Some foods trigger powerful cravings and memories that can send you into a state where you don’t consider what you are putting in their body. Strong emotional, or cultural, identification with specific foods can begin at an early age, so these habits can become very deeply embedded into an individual’s identity.

Marketing research companies spend billions of dollars learning how to connect the emotions of the consumer to their products, so thinking about the kinds of food you consider are very important. One extremely effective tool that you can use to help you find out what is happening with your eating habits, is to begin keeping a journal. 

Trigger Emotions

As you write what kind of foods you eat, it’s also good to make a note of how you’re feeling at the time of the craving.

Strong emotions of any kind can affect how you chose to go about your eating habits during meal time, and it’s important to note that they can be both positive and negative emotions.

When you are emotionally eating, it frees your mind of the burden of focusing on your issues and allows for an escape. It can also provide a pleasurable experience that allows the eater a feeling of being rewarded. Studies have shown that food can light up the same areas of the brain that react in drug addiction, so that means that serious thought and planning must go into combating these habits. 

Trigger Environments

Last, and certainly not least is your environment. This can cover a wide variety of variables such as who you are spending time with, where you are located, and what kinds of events are taking place. Some people find public situations highly stressful, while some others may find alone time to be stressful.

Overeating often takes place when the subject is alone, but every case is different. This is another reason why keeping a journal can be very helpful, because it enables and empowers you to take an honest look at your triggering factors.

Recording this information can expose a pattern and help you overcome the difficult habit of emotional eating. 

Tips For Putting a Stop To Emotional Eating

People often say that the first step to conquering any habit is recognizing that there is a problem, but what can you do to change or stop the behavior? 

Take Notes

As I mentioned above, one very effective way to find out the what, where, and when of emotional eating is to begin a process of keeping a journal. Much of the drives to engage in emotional eating are subconscious, so keeping a journal will be a powerful tool in discovering what the circumstances or experiences may be that lead to a session of emotional eating.

Write down every time you decide to eat. During the note taking, document details of the events by asking yourself questions.
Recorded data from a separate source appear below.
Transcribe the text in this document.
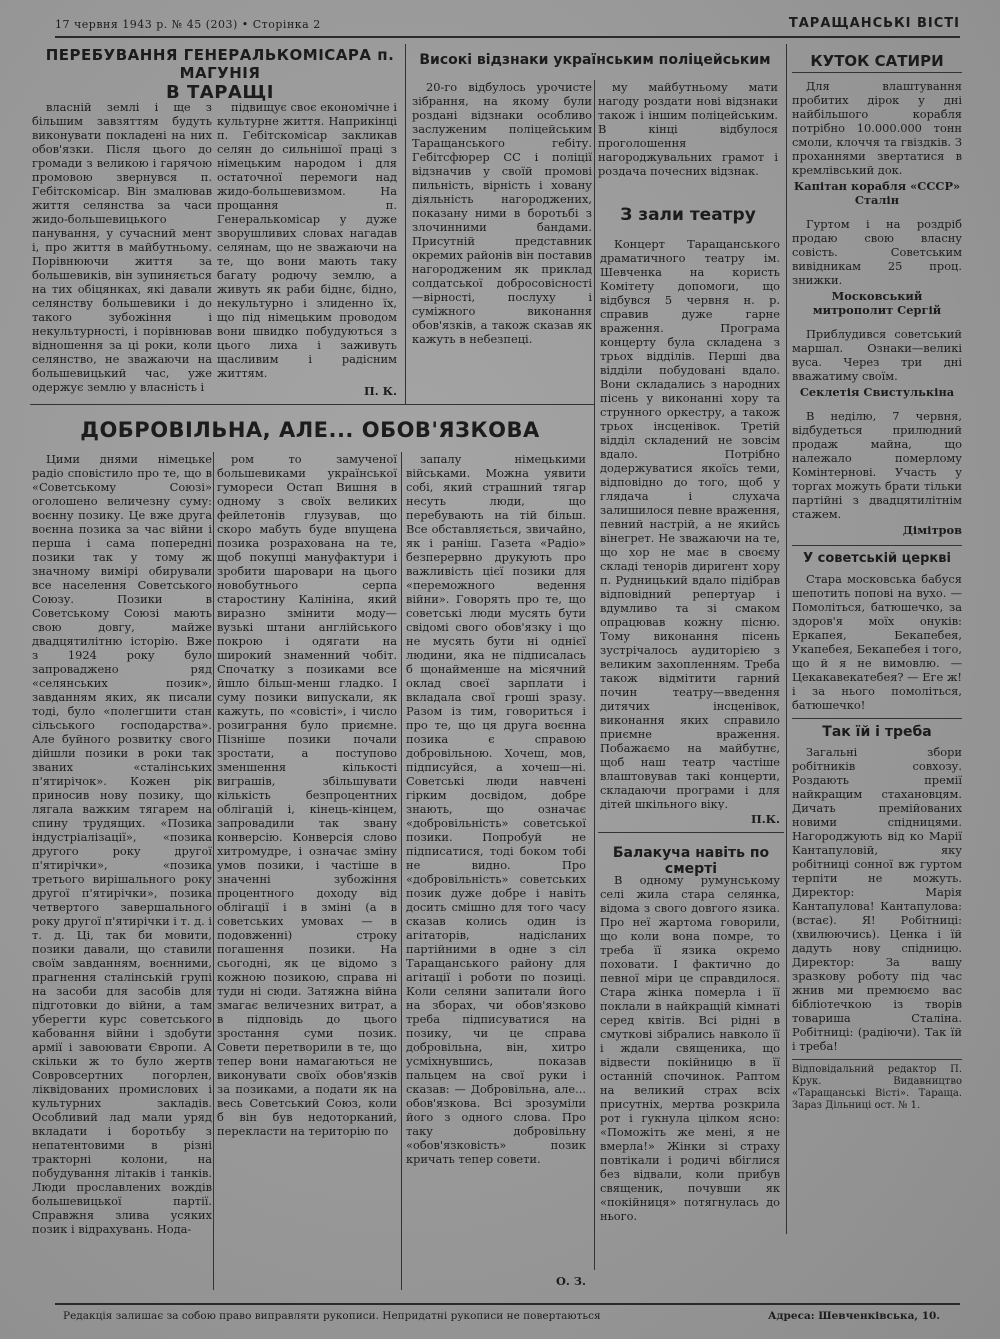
17 червня 1943 р. № 45 (203) • Сторінка 2	ТАРАЩАНСЬКІ ВІСТІ
ПЕРЕБУВАННЯ ГЕНЕРАЛЬКОМІСАРА п. МАГУНІЯ
В ТАРАЩІ

власній землі і ще з більшим завзяттям будуть виконувати покладені на них обов'язки. Після цього до громади з великою і гарячою промовою звернувся п. Гебітскомісар. Він змалював життя селянства за часи жидо-большевицького панування, у сучасний мент і, про життя в майбутньому. Порівнюючи життя за большевиків, він зупиняється на тих обіцянках, які давали селянству большевики і до такого зубожіння і некультурності, і порівнював відношення за ці роки, коли селянство, не зважаючи на большевицький час, уже одержує землю у власність і

підвищує своє економічне і культурне життя. Наприкінці п. Гебітскомісар закликав селян до сильнішої праці з німецьким народом і для остаточної перемоги над жидо-большевизмом. На прощання п. Генералькомісар у дуже зворушливих словах нагадав селянам, що не зважаючи на те, що вони мають таку багату родючу землю, а живуть як раби біднє, бідно, некультурно і злиденно їх, що під німецьким проводом вони швидко побудуються з цього лиха і заживуть щасливим і радісним життям.

П. К.
Високі відзнаки українським поліцейським

20-го відбулось урочисте зібрання, на якому були роздані відзнаки особливо заслуженим поліцейським Таращанського гебіту. Гебітсфюрер СС і поліції відзначив у своїй промові пильність, вірність і ховану діяльність нагороджених, показану ними в боротьбі з злочинними бандами. Присутній представник окремих районів він поставив нагородженим як приклад солдатської добросовісності—вірності, послуху і суміжного виконання обов'язків, а також сказав як кажуть в небезпеці.

му майбутньому мати нагоду роздати нові відзнаки також і іншим поліцейським. В кінці відбулося проголошення нагороджувальних грамот і роздача почесних відзнак.

З зали театру

Концерт Таращанського драматичного театру ім. Шевченка на користь Комітету допомоги, що відбувся 5 червня н. р. справив дуже гарне враження. Програма концерту була складена з трьох відділів. Перші два відділи побудовані вдало. Вони складались з народних пісень у виконанні хору та струнного оркестру, а також трьох інсценівок. Третій відділ складений не зовсім вдало. Потрібно додержуватися якоїсь теми, відповідно до того, щоб у глядача і слухача залишилося певне враження, певний настрій, а не якийсь вінегрет. Не зважаючи на те, що хор не має в своєму складі тенорів диригент хору п. Рудницький вдало підібрав відповідний репертуар і вдумливо та зі смаком опрацював кожну пісню. Тому виконання пісень зустрічалось аудиторією з великим захопленням. Треба також відмітити гарний почин театру—введення дитячих інсценівок, виконання яких справило приємне враження. Побажаємо на майбутнє, щоб наш театр частіше влаштовував такі концерти, складаючи програми і для дітей шкільного віку.

П.К.
ДОБРОВІЛЬНА, АЛЕ... ОБОВ'ЯЗКОВА

Цими днями німецьке радіо сповістило про те, що в «Советському Союзі» оголошено величезну суму: воєнну позику. Це вже друга воєнна позика за час війни і перша і сама попередні позики так у тому ж значному вимірі обирували все населення Советського Союзу. Позики в Советському Союзі мають свою довгу, майже двадцятилітню історію. Вже з 1924 року було запроваджено ряд «селянських позик», завданням яких, як писали тоді, було «полегшити стан сільського господарства». Але буйного розвитку свого дійшли позики в роки так званих «сталінських п'ятирічок». Кожен рік приносив нову позику, що лягала важким тягарем на спину трудящих. «Позика індустріалізації», «позика другого року другої п'ятирічки», «позика третього вирішального року другої п'ятирічки», позика четвертого завершального року другої п'ятирічки і т. д. і т. д. Ці, так би мовити, позики давали, що ставили своїм завданням, воєнними, прагнення сталінській групі на засоби для засобів для підготовки до війни, а там уберегти курс советського кабовання війни і здобути армії і завоювати Європи. А скільки ж то було жертв Совровсертних погорлен, ліквідованих промислових і культурних закладів. Особливий лад мали уряд вкладати і боротьбу з непатентовими в різні тракторні колони, на побудування літаків і танків. Люди прославлених вождів большевицької партії. Справжня злива усяких позик і відрахувань. Нода-

ром то замученої большевиками української гумореси Остап Вишня в одному з своїх великих фейлетонів глузував, що скоро мабуть буде впущена позика розрахована на те, щоб покупці мануфактури і зробити шаровари на цього новобутнього серпа старостину Калініна, який виразно змінити моду—вузькі штани англійського покрою і одягати на широкий знаменний чобіт. Спочатку з позиками все йшло більш-менш гладко. І суму позики випускали, як кажуть, по «совісті», і число розиграння було приємне. Пізніше позики почали зростати, а поступово зменшення кількості виграшів, збільшувати кількість безпроцентних облігацій і, кінець-кінцем, запровадили так звану конверсію. Конверсія слово хитромудре, і означає зміну умов позики, і частіше в значенні зубожіння процентного доходу від облігації і в зміні (а в советських умовах — в подовженні) строку погашення позики. На сьогодні, як це відомо з кожною позикою, справа ні туди ні сюди. Затяжна війна змагає величезних витрат, а в підповідь до цього зростання суми позик. Совети перетворили в те, що тепер вони намагаються не виконувати своїх обов'язків за позиками, а подати як на весь Советський Союз, коли б він був недоторканий, перекласти на територію по

запалу німецькими військами. Можна уявити собі, який страшний тягар несуть люди, що перебувають на тій більш. Все обставляється, звичайно, як і раніш. Газета «Радіо» безперервно друкують про важливість цієї позики для «переможного ведення війни». Говорять про те, що советські люди мусять бути свідомі свого обов'язку і що не мусять бути ні однієї людини, яка не підписалась б щонайменше на місячний оклад своєї зарплати і вкладала свої гроші зразу. Разом із тим, говориться і про те, що ця друга воєнна позика є справою добровільною. Хочеш, мов, підписуйся, а хочеш—ні. Советські люди навчені гірким досвідом, добре знають, що означає «добровільність» советської позики. Попробуй не підписатися, тоді боком тобі не видно. Про «добровільність» советських позик дуже добре і навіть досить смішно для того часу сказав колись один із агітаторів, надісланих партійними в одне з сіл Таращанського району для агітації і роботи по позиці. Коли селяни запитали його на зборах, чи обов'язково треба підписуватися на позику, чи це справа добровільна, він, хитро усміхнувшись, показав пальцем на свої руки і сказав: — Добровільна, але... обов'язкова. Всі зрозуміли його з одного слова. Про таку добровільну «обов'язковість» позик кричать тепер совети.

О. З.
Балакуча навіть по смерті

В одному румунському селі жила стара селянка, відома з свого довгого язика. Про неї жартома говорили, що коли вона помре, то треба її язика окремо поховати. І фактично до певної міри це справдилося. Стара жінка померла і її поклали в найкращій кімнаті серед квітів. Всі рідні в смуткові зібрались навколо її і ждали священика, що відвести покійницю в її останній спочинок. Раптом на великий страх всіх присутніх, мертва розкрила рот і гукнула цілком ясно: «Поможіть же мені, я не вмерла!» Жінки зі страху повтікали і родичі вбіглися без відвали, коли прибув священик, почувши як «покійниця» потягнулась до нього.

КУТОК САТИРИ

Для влаштування пробитих дірок у днi найбільшого корабля потрібно 10.000.000 тонн смоли, клоччя та гвіздків. З проханнями звертатися в кремлівський док.

Капітан корабля «СССР» Сталін

Гуртом і на роздріб продаю свою власну совість. Советським вивідникам 25 проц. знижки.

Московський митрополит Сергій

Приблудився советський маршал. Ознаки—великі вуса. Через три дні вважатиму своїм.

Секлетія Свистулькіна

В неділю, 7 червня, відбудеться прилюдний продаж майна, що належало померлому Комінтернові. Участь у торгах можуть брати тільки партійні з двадцятилітнім стажем.

Дімітров
У советській церкві

Стара московська бабуся шепотить попові на вухо. — Помоліться, батюшечко, за здоров'я моїх онуків: Еркапея, Бекапебея, Укапебея, Бекапебея і того, що й я не вимовлю. — Цекакавекатебея? — Еге ж! і за нього помоліться, батюшечко!

Так їй і треба

Загальні збори робітників совхозу. Роздають премії найкращим стахановцям. Дичать премійованих новими спідницями. Нагороджують від ко Марії Кантапуловій, яку робітниці сонної вж гуртом терпіти не можуть. Директор: Марія Кантапулова! Кантапулова: (встає). Я! Робітниці: (хвилюючись). Ценка і їй дадуть нову спідницю. Директор: За вашу зразкову роботу під час жнив ми премюємо вас бібліотечкою із творів товариша Сталіна. Робітниці: (радіючи). Так їй і треба!

Відповідальний редактор П. Крук. Видавництво «Таращанські Вісті». Тараща. Зараз Дільниці ост. № 1.
Редакція залишає за собою право виправляти рукописи. Непридатні рукописи не повертаються	Адреса: Шевченківська, 10.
How hungry were you on a scale of 1 – 10? Where were you when the eating took place. Were you at work, school, home or out in public? Were you with friends, loved ones, coworkers or alone?
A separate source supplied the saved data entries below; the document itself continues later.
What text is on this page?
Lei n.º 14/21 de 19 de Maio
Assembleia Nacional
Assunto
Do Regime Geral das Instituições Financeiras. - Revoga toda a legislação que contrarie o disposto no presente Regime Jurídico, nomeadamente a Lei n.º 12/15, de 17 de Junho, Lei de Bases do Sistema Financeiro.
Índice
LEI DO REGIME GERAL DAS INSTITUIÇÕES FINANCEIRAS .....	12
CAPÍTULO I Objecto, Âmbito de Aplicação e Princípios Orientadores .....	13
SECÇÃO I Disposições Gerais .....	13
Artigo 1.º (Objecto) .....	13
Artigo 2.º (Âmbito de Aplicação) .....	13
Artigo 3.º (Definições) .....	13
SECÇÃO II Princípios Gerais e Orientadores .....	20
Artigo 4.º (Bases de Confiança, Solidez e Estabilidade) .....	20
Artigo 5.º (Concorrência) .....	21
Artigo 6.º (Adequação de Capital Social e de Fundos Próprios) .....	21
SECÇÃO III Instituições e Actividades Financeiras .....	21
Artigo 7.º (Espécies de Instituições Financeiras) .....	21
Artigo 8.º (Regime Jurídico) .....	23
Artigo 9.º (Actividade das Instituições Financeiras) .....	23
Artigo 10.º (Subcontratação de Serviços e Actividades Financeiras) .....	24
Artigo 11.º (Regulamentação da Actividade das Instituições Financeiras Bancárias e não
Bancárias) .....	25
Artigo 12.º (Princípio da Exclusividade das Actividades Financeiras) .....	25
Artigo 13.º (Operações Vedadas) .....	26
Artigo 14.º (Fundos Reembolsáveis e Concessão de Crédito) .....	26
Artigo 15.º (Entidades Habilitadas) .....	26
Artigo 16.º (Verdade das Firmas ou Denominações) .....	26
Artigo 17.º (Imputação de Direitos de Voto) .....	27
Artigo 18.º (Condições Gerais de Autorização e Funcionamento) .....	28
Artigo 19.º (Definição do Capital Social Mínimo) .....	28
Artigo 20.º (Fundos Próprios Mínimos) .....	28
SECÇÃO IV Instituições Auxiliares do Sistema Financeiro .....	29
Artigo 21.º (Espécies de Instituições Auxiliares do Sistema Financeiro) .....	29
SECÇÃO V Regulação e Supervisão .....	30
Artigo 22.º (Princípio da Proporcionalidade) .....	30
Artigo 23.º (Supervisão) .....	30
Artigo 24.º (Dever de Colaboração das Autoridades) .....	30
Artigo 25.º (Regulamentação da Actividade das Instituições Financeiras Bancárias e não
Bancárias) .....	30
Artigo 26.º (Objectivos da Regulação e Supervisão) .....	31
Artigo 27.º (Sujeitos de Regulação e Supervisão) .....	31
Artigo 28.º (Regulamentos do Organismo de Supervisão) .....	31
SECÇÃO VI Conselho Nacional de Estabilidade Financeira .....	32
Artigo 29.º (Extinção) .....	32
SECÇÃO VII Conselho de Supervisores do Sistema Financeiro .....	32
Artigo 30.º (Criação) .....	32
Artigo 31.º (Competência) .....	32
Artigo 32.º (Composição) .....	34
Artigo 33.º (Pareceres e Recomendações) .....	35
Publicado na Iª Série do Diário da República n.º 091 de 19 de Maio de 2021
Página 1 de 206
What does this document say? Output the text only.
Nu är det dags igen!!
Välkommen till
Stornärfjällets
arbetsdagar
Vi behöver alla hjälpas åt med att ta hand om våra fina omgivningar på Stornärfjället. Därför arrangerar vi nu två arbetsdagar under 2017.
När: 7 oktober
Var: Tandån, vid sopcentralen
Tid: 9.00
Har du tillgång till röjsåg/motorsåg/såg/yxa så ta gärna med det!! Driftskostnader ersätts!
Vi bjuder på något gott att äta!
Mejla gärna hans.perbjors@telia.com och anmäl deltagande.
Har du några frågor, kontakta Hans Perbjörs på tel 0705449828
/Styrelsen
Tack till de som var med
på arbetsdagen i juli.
You might be surprised to find that subtle, yet visible patterns emerge.

Take Action

After you’ve spent some time taking notes, compiling information, and asking yourself key questions, you may find what some of the major triggering events might be. If you have asked yourself the questions and found that you were less than a 6 in hunger, and cravings appear during specific situations, you could be stress eating.

One of the easiest ways to quit almost any habit is to simply replace the unhealthy behavior with healthy behavior.

For example, you can keep healthy, low calorie snacks like almonds handy. There are also some delicious teas which contain nutrients that help curb hunger, aid metabolic function, and a few – like black tea – are known to lower stress hormones by nearly half during consumption. 

Take Care 

Alternatively, other methods such as exercise and deep breathing can be very effective in managing stress in the moment, or at the end of your day.

Shallow breathing has been found to increase stress in the body, so spending the time to allow your body a chance to concentrate on breathing can lead to many health benefits.

Exercise and breathing go hand in hand, so a healthy regimen can go a long way to putting you on the path to success.